Snow Day!!

It looks like it is going to snow this coming weekend and I’ll be hoping for a snow day. Whenever I call the University’s Snow Line and I hear those magical words, “The University is closed today,” I start dancing around the kitchen with my dogs yelling, “Snow Day! Snow Day!” I immediately become that 4th grader at Hollis Elementary when a snow day meant playing a marathon game of Monopoly with my sister and sledding all afternoon. But if the snow day happens to fall on one of my teaching days, my 4th grade self quickly fades as my teacher self kicks in. This snow day means I’m missing class, which means, now, we are getting behind.

After I shovel off my porch (something my 4th grade self wouldn’t have done), I go to my study and begin the process of re-arranging the class calendar in order to make-up what we are missing today. This process is not always easy. Let’s face it, our College Writing class is already packed, already fast paced and getting one day off from the calendar can really throw the whole semester off. A snow day, also leaves me no flexibility to spend (if needed) extra time during the “Interacting with Texts” unit or with the “Adding to the Conversation” unit. Missing this one day could even cut into my plans for the TBA unit.

As I go through the process of re-arranging dates, I find myself getting anxious. How am I going to get everything done? How am I going to cover everything I need to cover? How am I going to do everything that I planned on doing? What is with all these holidays? Why do we have to have spring break? This will put us even further behind. DAMN SNOW DAY!  When I start thinking this, I need to take a step back.

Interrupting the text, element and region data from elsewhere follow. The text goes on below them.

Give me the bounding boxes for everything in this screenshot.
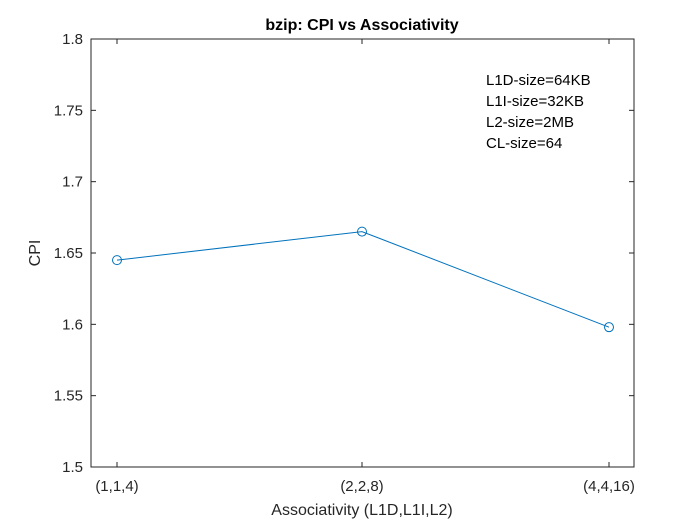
x-axis-label: Associativity (L1D,L1I,L2) bbox=[271, 502, 452, 519]
chart-title: bzip: CPI vs Associativity bbox=[265, 17, 458, 34]
x-tick-label: (4,4,16) bbox=[583, 478, 635, 495]
y-tick-label: 1.5 bbox=[62, 459, 83, 476]
y-tick-label: 1.75 bbox=[54, 102, 83, 119]
annotation-line: L2-size=2MB bbox=[486, 114, 574, 131]
series-layer bbox=[112, 226, 614, 333]
ticks-layer: 1.5 1.55 1.6 1.65 1.7 1.75 1.8 (1,1,4) (2,2,8) (4… bbox=[54, 31, 635, 495]
annotation-line: L1I-size=32KB bbox=[486, 93, 584, 110]
annotation-line: L1D-size=64KB bbox=[486, 72, 591, 89]
y-tick-label: 1.6 bbox=[62, 316, 83, 333]
data-point bbox=[357, 226, 367, 237]
y-tick-label: 1.7 bbox=[62, 174, 83, 191]
annotation-line: CL-size=64 bbox=[486, 135, 562, 152]
annotation-box: L1D-size=64KB L1I-size=32KB L2-size=2MB CL-… bbox=[486, 72, 591, 152]
y-tick-label: 1.65 bbox=[54, 245, 83, 262]
x-tick-label: (2,2,8) bbox=[340, 478, 383, 495]
y-tick-label: 1.55 bbox=[54, 388, 83, 405]
data-point bbox=[604, 322, 614, 333]
y-axis-label: CPI bbox=[27, 240, 44, 267]
series-line bbox=[116, 231, 610, 328]
y-tick-label: 1.8 bbox=[62, 31, 83, 48]
data-point bbox=[112, 255, 122, 266]
x-tick-label: (1,1,4) bbox=[95, 478, 138, 495]
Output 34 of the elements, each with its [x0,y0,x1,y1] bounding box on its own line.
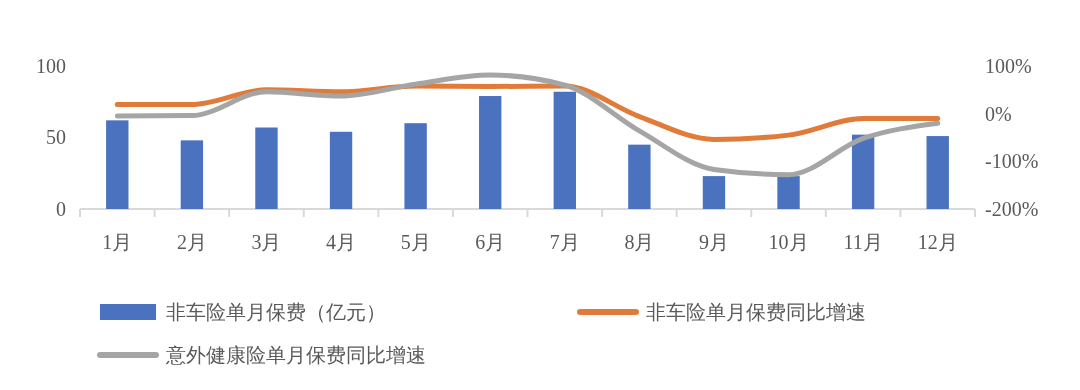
x-tick-label: 1月 [102,231,133,253]
x-tick-label: 8月 [624,231,655,253]
bar [106,120,129,209]
x-tick-label: 11月 [843,231,883,253]
legend-label: 非车险单月保费同比增速 [646,301,866,323]
x-tick-label: 10月 [768,231,809,253]
y2-tick-label: 0% [985,102,1012,125]
x-tick-label: 4月 [326,231,357,253]
y-tick-label: 50 [46,126,66,149]
bar [702,176,726,209]
x-tick-label: 7月 [549,231,580,253]
bar [851,134,875,209]
legend-label: 意外健康险单月保费同比增速 [165,344,426,366]
y2-tick-label: 100% [985,54,1032,77]
x-tick-label: 9月 [698,231,729,253]
legend-label: 非车险单月保费（亿元） [166,301,386,323]
y-tick-label: 100 [36,54,66,77]
bar [404,123,427,209]
bar [553,91,576,209]
bar [180,140,204,209]
x-tick-label: 2月 [176,231,207,253]
bar [926,136,949,209]
bar [329,131,353,209]
y2-tick-label: -100% [985,150,1039,173]
bar [255,127,278,209]
x-tick-label: 5月 [400,231,431,253]
x-tick-label: 6月 [475,231,506,253]
bar [479,96,502,209]
bar [628,144,651,209]
x-tick-label: 3月 [251,231,282,253]
bar [777,176,800,209]
y-tick-label: 0 [56,197,66,220]
x-tick-label: 12月 [917,231,958,253]
y2-tick-label: -200% [985,197,1039,220]
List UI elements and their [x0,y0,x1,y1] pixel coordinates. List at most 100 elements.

I think, as teachers, once we have planned out what we are going to be doing for the entire semester we become committed to our own plans. This isn’t a bad thing—we should be committed to what we have decided to do. But sometimes I think we become too committed. We begin to see everything we have planned as things that MUST be done, MUST be covered and if these things are not, the students will leave our classrooms not having everything they need to be successful college writers. But we need to put things in perspective. Rather than seeing the calendar as something chiseled in granite, in may be useful to see the semester as something more fluid, more flexible.  Things can be re-arranged and some things can be let go—yes, let go.

Let’s face it; not getting to an essay in the Student Anthology, not doing one peer workshop, not doing one revision activity is not really going to prevent the students from expanding, developing, and revising their essays. We need to remember that College Writing is about the process of writing. It is also about repetition. With each unit we discuss the importance of audience and purpose; we show them the importance of drafting, of reflecting, of getting feedback. If a snow day prevents us from doing one thing, during one unit we know they will get it later in the semester.

So rather than looking at my schedule in terms of how to cram everything in, I try to look at it in terms of what needs to be done and what can be let go. It could be that the peer review workshop my students are missing because of this snow day is crucial in helping them revise their initial drafts. But the great audience exercise I had planned for the next class meeting isn’t as crucial and can be cut out. It becomes a matter of prioritizing what is needed to move the students through the writing process. And it also becomes a matter of accepting that   the weather is out of our control.